A few months back the years weren’t mixing, people had masks on, they weren’t coming to school positive if they tested positive, there was hand sanitiser (!), the teachers were distancing from the children, they didn’t mix in the cooridors, windows were open in classrooms that had working windows. One classroom even had a CO2 monitor. Just the one mind 😂. Every little helps both physically and psychologically when you know you are vulnerable. When the government have a policy that actively is unsafe to the most vulnerable, it is not helpful.

OP posts:
22examsquestion · 27/04/2022 23:09

Study leave starts at the very end of May. She will have taken exams before she gets study leave.

OP posts:
howtomoveforwards · 27/04/2022 23:11

Vulnerability to illness (from Covid or otherwise), just like special learning needs for a variety of other reasons, can be accommodated fairly easily

for internal exams, yes. For external, there are strict rules on who can/can’t be separated off. Most vulnerable children will be double, potentially triple vaccinated. My son is CV and I consider an exam hall a lesser issue than the classroom. It has been awful for him, psychologically, and that’s something that those dismissing the issue really shoukdn’t dismiss.

Hercisback · 27/04/2022 23:12

A few months back the years weren’t mixing, people had masks on, they weren’t coming to school positive if they tested positive, there was hand sanitiser (!), the teachers were distancing from the children, they didn’t mix in the cooridors, windows were open in classrooms that had working windows.

We've had none of this since September apart from the odd couple of weeks of mask wearing.

Our halls are much bigger and better ventilated than any classrooms.

Hercisback · 27/04/2022 23:13

It has been awful for him, psychologically, and that’s something that those dismissing the issue really shoukdn’t dismiss.

Agreed. The effect on mental health has been wide reaching.

howtomoveforwards · 27/04/2022 23:14

Just a query about how the government can have this policy without thinking of the vulnerable

schools and educational institutions and both vulnerable children and adults who work with children have been given no consideration whatsoever throughout covid.

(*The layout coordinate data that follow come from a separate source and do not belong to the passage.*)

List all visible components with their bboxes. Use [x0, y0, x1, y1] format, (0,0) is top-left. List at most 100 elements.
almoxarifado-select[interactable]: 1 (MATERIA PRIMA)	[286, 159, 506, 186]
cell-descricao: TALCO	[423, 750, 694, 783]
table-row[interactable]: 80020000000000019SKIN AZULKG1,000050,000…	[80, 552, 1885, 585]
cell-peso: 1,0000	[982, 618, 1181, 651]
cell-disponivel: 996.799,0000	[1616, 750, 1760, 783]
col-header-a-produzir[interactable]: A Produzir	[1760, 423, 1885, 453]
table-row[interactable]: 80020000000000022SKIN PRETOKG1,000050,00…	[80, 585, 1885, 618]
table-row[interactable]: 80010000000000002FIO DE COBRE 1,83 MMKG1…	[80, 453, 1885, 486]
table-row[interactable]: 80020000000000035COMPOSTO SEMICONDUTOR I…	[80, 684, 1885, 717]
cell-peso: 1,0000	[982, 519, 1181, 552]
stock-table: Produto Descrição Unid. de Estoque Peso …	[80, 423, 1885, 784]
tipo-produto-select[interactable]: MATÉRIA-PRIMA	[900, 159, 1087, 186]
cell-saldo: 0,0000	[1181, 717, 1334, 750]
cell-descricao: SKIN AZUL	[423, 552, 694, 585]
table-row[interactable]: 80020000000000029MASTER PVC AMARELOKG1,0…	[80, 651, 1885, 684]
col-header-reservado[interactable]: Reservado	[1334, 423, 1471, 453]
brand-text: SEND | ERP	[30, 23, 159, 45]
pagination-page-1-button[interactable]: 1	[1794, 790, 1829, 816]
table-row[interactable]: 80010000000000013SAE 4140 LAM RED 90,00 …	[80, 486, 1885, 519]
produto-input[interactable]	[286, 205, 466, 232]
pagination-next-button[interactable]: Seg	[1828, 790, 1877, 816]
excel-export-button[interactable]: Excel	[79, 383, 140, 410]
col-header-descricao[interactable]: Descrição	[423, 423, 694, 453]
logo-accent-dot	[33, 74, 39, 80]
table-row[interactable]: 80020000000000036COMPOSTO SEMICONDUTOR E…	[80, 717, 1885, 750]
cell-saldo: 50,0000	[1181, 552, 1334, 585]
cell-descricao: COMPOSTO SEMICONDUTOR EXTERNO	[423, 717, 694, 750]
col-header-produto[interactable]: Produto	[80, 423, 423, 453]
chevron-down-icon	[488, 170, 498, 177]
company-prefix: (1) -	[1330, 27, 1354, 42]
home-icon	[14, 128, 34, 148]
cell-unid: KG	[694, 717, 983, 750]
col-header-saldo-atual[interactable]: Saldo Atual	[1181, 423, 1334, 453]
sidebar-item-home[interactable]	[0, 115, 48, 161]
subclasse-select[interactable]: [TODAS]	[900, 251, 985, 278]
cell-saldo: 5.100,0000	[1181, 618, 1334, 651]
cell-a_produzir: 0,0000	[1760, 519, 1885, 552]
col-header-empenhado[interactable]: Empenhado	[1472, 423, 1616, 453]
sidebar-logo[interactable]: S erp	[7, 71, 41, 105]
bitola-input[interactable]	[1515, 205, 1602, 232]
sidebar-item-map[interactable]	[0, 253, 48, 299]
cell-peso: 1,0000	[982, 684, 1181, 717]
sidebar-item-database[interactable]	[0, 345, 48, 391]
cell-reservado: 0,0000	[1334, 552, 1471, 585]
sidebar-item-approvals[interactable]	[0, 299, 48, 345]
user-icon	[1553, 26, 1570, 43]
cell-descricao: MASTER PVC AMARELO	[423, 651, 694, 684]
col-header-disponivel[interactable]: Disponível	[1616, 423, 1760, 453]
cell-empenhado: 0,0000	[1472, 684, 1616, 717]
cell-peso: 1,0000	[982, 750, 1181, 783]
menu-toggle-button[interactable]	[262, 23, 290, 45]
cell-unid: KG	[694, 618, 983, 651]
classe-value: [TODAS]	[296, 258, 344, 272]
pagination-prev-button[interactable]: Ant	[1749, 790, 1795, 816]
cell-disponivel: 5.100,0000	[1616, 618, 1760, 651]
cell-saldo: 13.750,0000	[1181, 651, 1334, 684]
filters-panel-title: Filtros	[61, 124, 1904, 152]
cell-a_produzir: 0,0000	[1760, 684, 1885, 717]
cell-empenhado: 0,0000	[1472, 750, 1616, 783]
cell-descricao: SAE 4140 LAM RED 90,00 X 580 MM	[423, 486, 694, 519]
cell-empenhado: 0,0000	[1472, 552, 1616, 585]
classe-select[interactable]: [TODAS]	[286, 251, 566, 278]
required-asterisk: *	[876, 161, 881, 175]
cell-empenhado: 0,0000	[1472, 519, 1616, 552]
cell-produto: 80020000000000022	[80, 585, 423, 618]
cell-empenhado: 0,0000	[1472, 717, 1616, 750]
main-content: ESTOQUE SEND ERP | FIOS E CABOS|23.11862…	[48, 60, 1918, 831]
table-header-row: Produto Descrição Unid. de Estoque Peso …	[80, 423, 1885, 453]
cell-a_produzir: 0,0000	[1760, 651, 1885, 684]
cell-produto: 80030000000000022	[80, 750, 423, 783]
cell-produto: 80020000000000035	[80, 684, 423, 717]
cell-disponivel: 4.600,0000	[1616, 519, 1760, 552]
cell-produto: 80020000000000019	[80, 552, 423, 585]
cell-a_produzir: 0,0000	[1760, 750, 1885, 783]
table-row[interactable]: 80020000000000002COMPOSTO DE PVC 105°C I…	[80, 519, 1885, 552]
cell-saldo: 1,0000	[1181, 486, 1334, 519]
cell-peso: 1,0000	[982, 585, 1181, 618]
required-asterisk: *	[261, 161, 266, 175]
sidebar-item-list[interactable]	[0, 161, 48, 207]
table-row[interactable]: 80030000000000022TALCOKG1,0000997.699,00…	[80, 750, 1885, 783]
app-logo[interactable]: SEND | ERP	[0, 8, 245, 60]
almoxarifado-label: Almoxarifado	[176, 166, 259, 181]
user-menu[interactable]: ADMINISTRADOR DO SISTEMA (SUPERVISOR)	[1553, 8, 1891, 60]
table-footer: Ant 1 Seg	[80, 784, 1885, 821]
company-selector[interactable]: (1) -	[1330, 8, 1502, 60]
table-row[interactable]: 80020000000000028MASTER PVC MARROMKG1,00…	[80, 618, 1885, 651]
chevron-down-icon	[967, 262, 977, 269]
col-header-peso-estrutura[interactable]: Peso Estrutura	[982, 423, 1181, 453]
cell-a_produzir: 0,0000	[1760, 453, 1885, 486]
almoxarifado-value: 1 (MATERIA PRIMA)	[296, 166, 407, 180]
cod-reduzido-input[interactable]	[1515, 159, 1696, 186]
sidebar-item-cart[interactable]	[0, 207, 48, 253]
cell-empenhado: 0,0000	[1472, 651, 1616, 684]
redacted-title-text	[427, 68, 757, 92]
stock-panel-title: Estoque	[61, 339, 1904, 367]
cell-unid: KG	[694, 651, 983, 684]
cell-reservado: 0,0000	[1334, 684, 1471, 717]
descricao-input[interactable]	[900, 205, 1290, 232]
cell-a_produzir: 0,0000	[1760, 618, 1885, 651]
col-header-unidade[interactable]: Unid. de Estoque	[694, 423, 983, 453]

22examsquestion · 27/04/2022 23:18

In the nicest way possible, I would really love to not give a shite about this like a lot of you but I don’t have that luxury.
It’s only when you are in this situation, and worn out from the day-to-day battles with medication, hospital appts etc that you realise that you really have to advocate for your child and push some more. It’s bloody exhausting and I wish policies would make it easier not harder.
I need to get to sleep now. If any lawyers are about it’s not personal it’s more about if this can be right…..

OP posts:
noblegiraffe · 27/04/2022 23:35

It’s not that it’s not risky in schools, or risky in the exam hall, it’s that it’s not riskier than what has been going on in schools up till now. Your description of kids not mixing, not coming into school with covid, wearing masks, teachers distancing and use of hand sanitiser has been nowhere near like my experience of school this year (apart from a brief period of mask wearing).

I guess if your DD has been missing lessons where she has felt covid levels are too high up till now, but can’t opt out of exams, then it might not feel like the risk levels are unchanged, but she has probably been in close contact with multiple cases this year.

If it’s any consolation, infection rates now are way lower in secondary schools than they were e.g. last October.

Badlifeday · 28/04/2022 00:02

Surely children weren't coming into school with covid, or only for a day or two before they tested? We have been testing twice a week all year, as requested by the dc's schools.